Nelson Rodrigues é o cronista visceral do comportamento do homem brasileiro. E é um memorialista comparável a Pedro Nava. Dele, já faz tempo, apresento pelo Brasil “Nelson Rodrigues Por Ele Mesmo – Memórias” com total aceitação de plateias de todos os tamanhos, de todas as idades, de todos os níveis sociais.

Fecho esta saudação a Nelson Rodrigues com esta sua frase tão humana: “Aprendi a ser o máximo possível de mim mesmo”. Esse é o Nelson.

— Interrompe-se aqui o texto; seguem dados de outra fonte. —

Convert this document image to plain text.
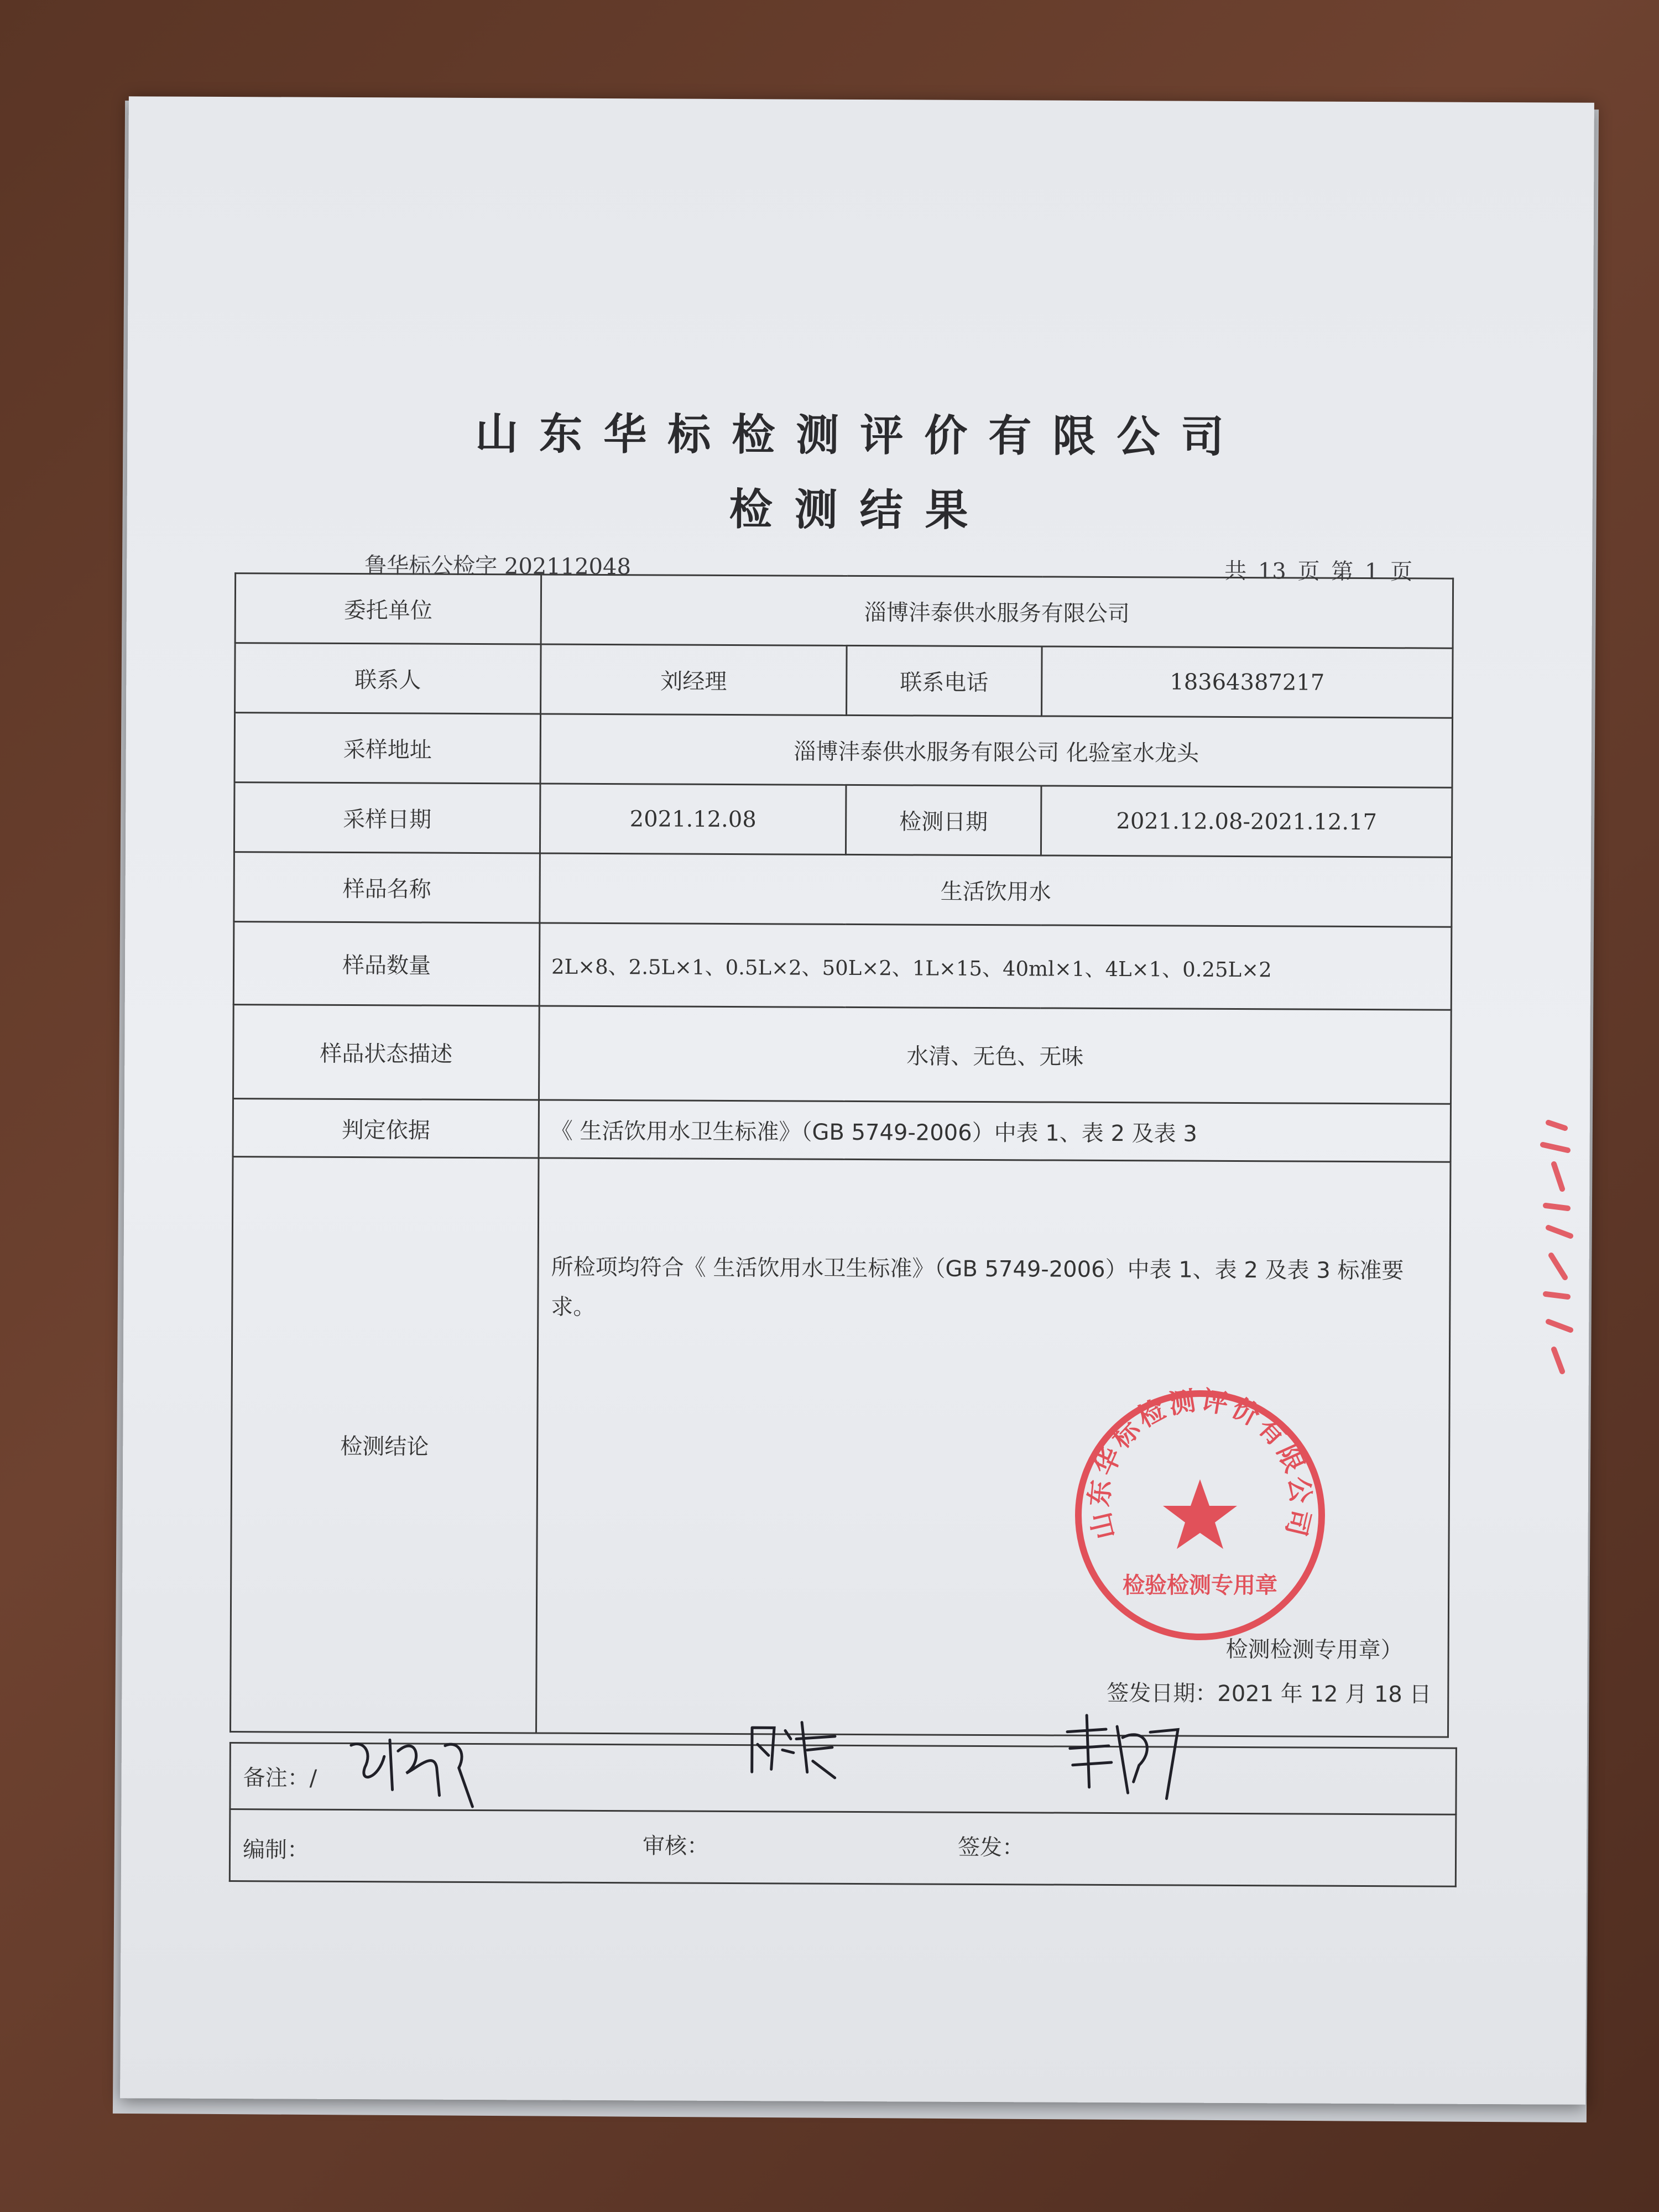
山东华标检测评价有限公司
检测结果
鲁华标公检字 202112048	共 13 页 第 1 页
委托单位	淄博沣泰供水服务有限公司		
联系人	刘经理	联系电话	18364387217
采样地址	淄博沣泰供水服务有限公司 化验室水龙头		
采样日期	2021.12.08	检测日期	2021.12.08-2021.12.17
样品名称	生活饮用水		
样品数量	2L×8、2.5L×1、0.5L×2、50L×2、1L×15、40ml×1、4L×1、0.25L×2		
样品状态描述	水清、无色、无味		
判定依据	《 生活饮用水卫生标准》（GB 5749-2006）中表 1、表 2 及表 3		
检测结论	所检项均符合《 生活饮用水卫生标准》（GB 5749-2006）中表 1、表 2 及表 3 标准要求。
检测检测专用章）
签发日期：2021 年 12 月 18 日		
备注：/

编制：	审核：	签发：
山东华标检测评价有限公司
检验检测专用章
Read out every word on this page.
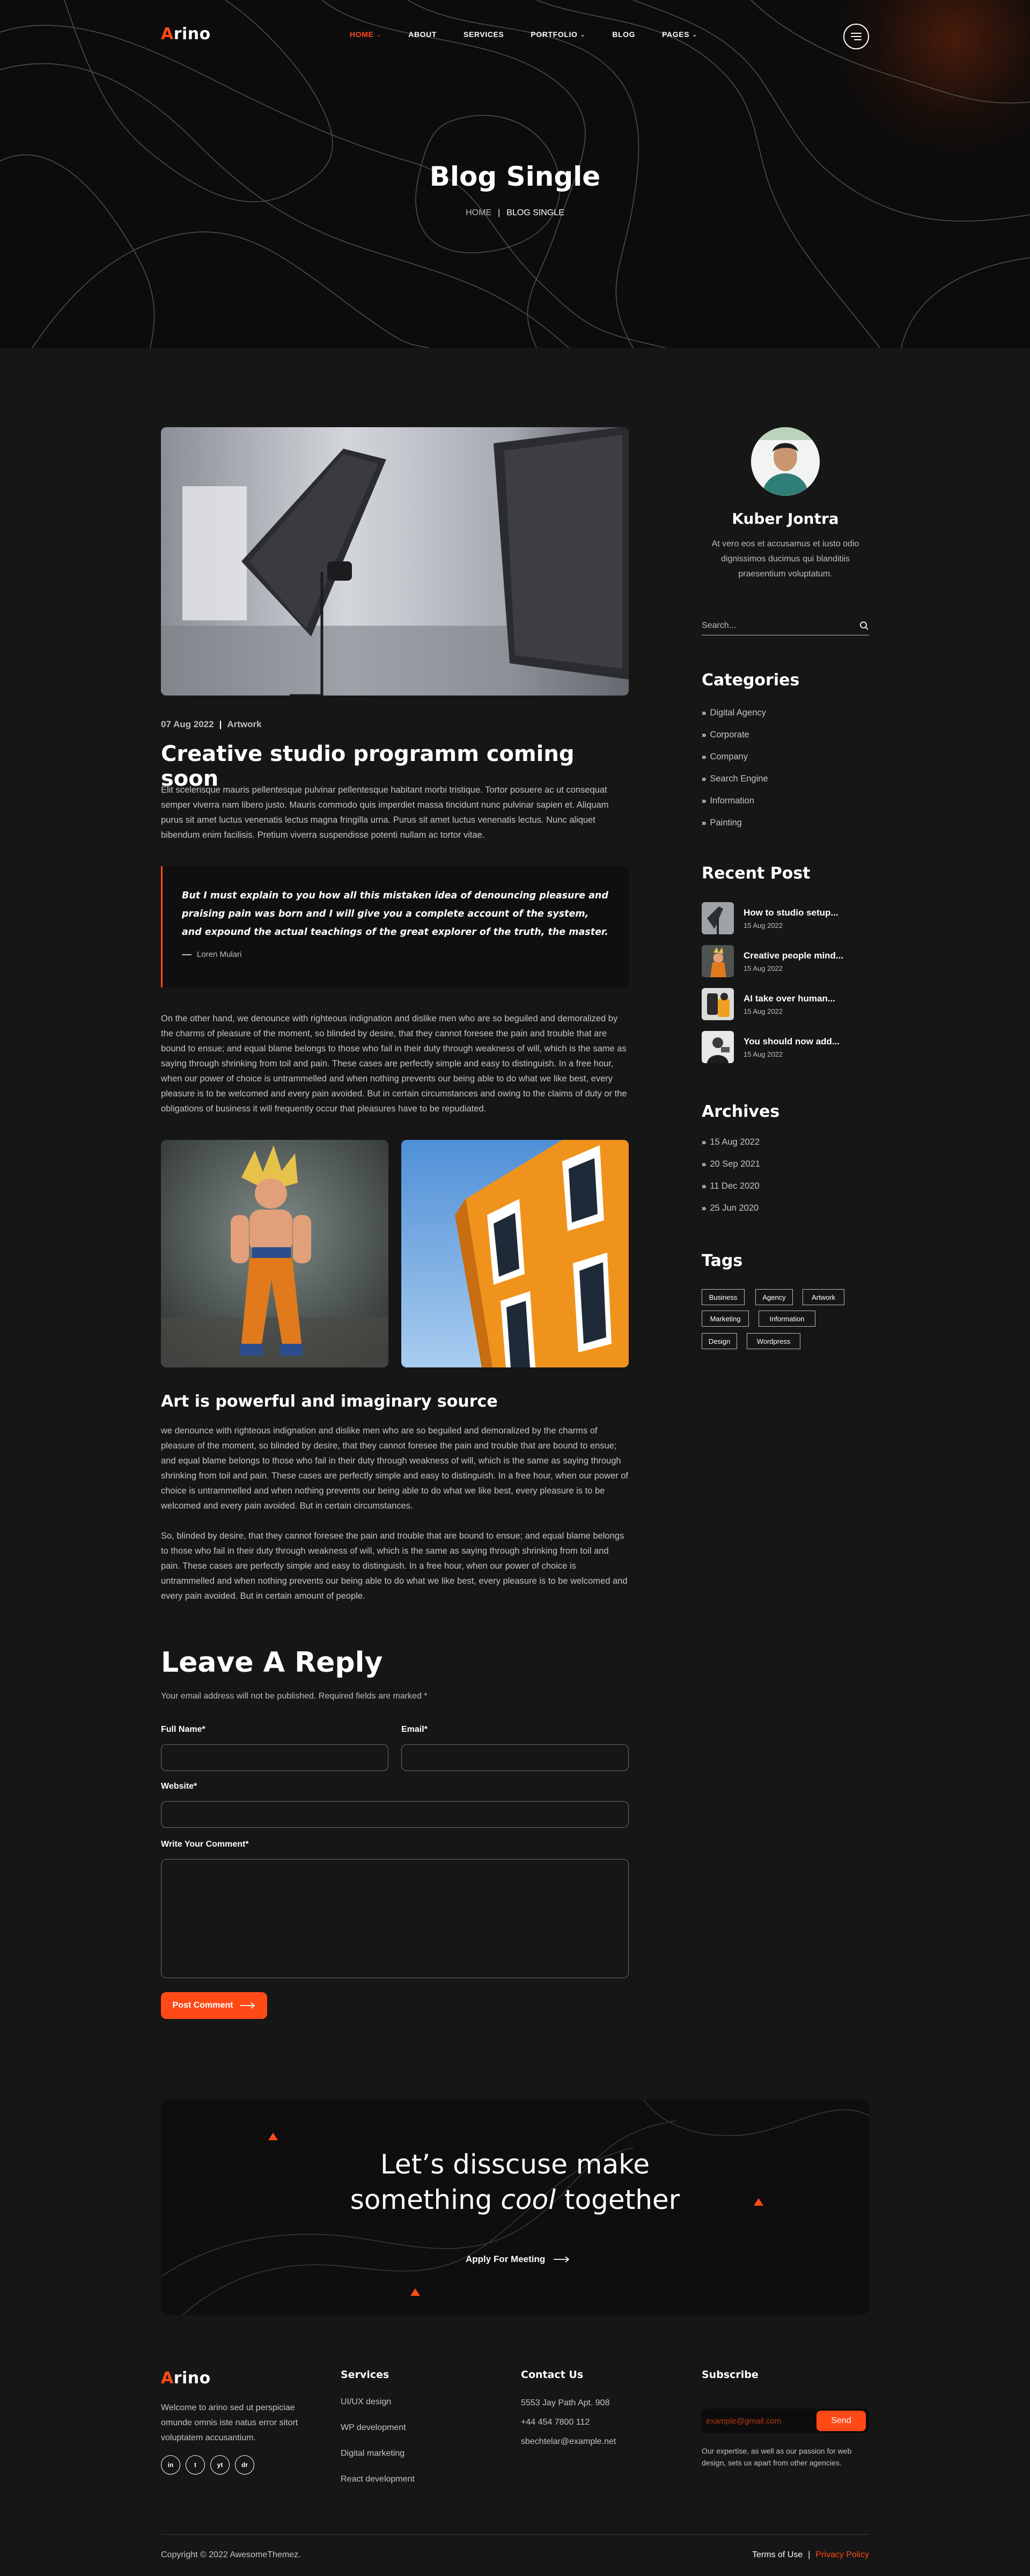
Arino	HOME ⌄	ABOUT	SERVICES	PORTFOLIO ⌄	BLOG	PAGES ⌄
Blog Single
HOME | BLOG SINGLE
07 Aug 2022 | Artwork
Creative studio programm coming soon
Elit scelerisque mauris pellentesque pulvinar pellentesque habitant morbi tristique. Tortor posuere ac ut consequat semper viverra nam libero justo. Mauris commodo quis imperdiet massa tincidunt nunc pulvinar sapien et. Aliquam purus sit amet luctus venenatis lectus magna fringilla urna. Purus sit amet luctus venenatis lectus. Nunc aliquet bibendum enim facilisis. Pretium viverra suspendisse potenti nullam ac tortor vitae.

But I must explain to you how all this mistaken idea of denouncing pleasure and praising pain was born and I will give you a complete account of the system, and expound the actual teachings of the great explorer of the truth, the master.

Loren Mulari
On the other hand, we denounce with righteous indignation and dislike men who are so beguiled and demoralized by the charms of pleasure of the moment, so blinded by desire, that they cannot foresee the pain and trouble that are bound to ensue; and equal blame belongs to those who fail in their duty through weakness of will, which is the same as saying through shrinking from toil and pain. These cases are perfectly simple and easy to distinguish. In a free hour, when our power of choice is untrammelled and when nothing prevents our being able to do what we like best, every pleasure is to be welcomed and every pain avoided. But in certain circumstances and owing to the claims of duty or the obligations of business it will frequently occur that pleasures have to be repudiated.
Art is powerful and imaginary source
we denounce with righteous indignation and dislike men who are so beguiled and demoralized by the charms of pleasure of the moment, so blinded by desire, that they cannot foresee the pain and trouble that are bound to ensue; and equal blame belongs to those who fail in their duty through weakness of will, which is the same as saying through shrinking from toil and pain. These cases are perfectly simple and easy to distinguish. In a free hour, when our power of choice is untrammelled and when nothing prevents our being able to do what we like best, every pleasure is to be welcomed and every pain avoided. But in certain circumstances.
So, blinded by desire, that they cannot foresee the pain and trouble that are bound to ensue; and equal blame belongs to those who fail in their duty through weakness of will, which is the same as saying through shrinking from toil and pain. These cases are perfectly simple and easy to distinguish. In a free hour, when our power of choice is untrammelled and when nothing prevents our being able to do what we like best, every pleasure is to be welcomed and every pain avoided. But in certain amount of people.
Leave A Reply
Your email address will not be published. Required fields are marked *
Full Name*	Email*
Website*
Write Your Comment*
Post Comment
Kuber Jontra
At vero eos et accusamus et iusto odio dignissimos ducimus qui blanditiis praesentium voluptatum.
Search...
Categories
» Digital Agency
» Corporate
» Company
» Search Engine
» Information
» Painting
Recent Post
How to studio setup...
15 Aug 2022
Creative people mind...
15 Aug 2022
AI take over human...
15 Aug 2022
You should now add...
15 Aug 2022
Archives
» 15 Aug 2022
» 20 Sep 2021
» 11 Dec 2020
» 25 Jun 2020
Tags
Business	Agency	Artwork
Marketing	Information
Design	Wordpress
Let’s disscuse make
something cool together
Apply For Meeting
Arino
Welcome to arino sed ut perspiciae omunde omnis iste natus error sitort voluptatem accusantium.
in	t	yt	dr
Services
UI/UX design
WP development
Digital marketing
React development
Contact Us
5553 Jay Path Apt. 908
+44 454 7800 112
sbechtelar@example.net
Subscribe
example@gmail.com
Send
Our expertise, as well as our passion for web design, sets us apart from other agencies.
Copyright © 2022 AwesomeThemez.	Terms of Use | Privacy Policy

Na área de intérpretes, saúdo como primeira referência de atriz, a figura histórica de Estela Sezefreda.

E sigo, trazendo a esta Casa, a memória de Apolônia Pinto; Itália Fausta (que vi em cena); Lucília Perez (com quem contracenei); Henriette Morineau (minha mestra básica); Eva

Todor; Tônia Carrero; Maria Della Costa; Dercy Gonçalves; Alda Garrido; a grande Cacilda Becker; Cleyde Yáconis; Marília Pêra; Ruth de Souza; Dulcina de Morais (a mais orgânica, a mais completa e importante personalidade do Teatro Brasileiro). E Bibi Ferreira. Bibi querida. “A atriz que eu sonhava ser quando crescesse.”

Quanto aos atores honro e louvo de João Caetano a Procópio Ferreira; de Paulo Gracindo a Chico Anysio – e a Paulo Autran – atores símbolos.

E, particularmente, para sempre, meus “irmãos” Sérgio Britto e Ítalo Rossi, com os quais convivi e contracenei celularmente durante 50 anos.

Na minha eterna e imensa saudade, o homem de teatro, Fernando Torres – uma vocação sem igual. Minha incansável e louca

retaguarda. A ele eu devo 60 anos de uma busca de realização artística pelos muitos e muitos e muitos palcos deste nosso Brasil. E, como o máximo encontro do nosso existir, devo a Fernando Torres “a particular Tribo de Oficiantes Vocacionados” – nossos filhos.

E chegamos a este novo século com uma inarredável presença vocacionada de criadores cênicos plenos de talento: atrizes, atores, encenadores, dramaturgos, cenógrafos, figurinistas.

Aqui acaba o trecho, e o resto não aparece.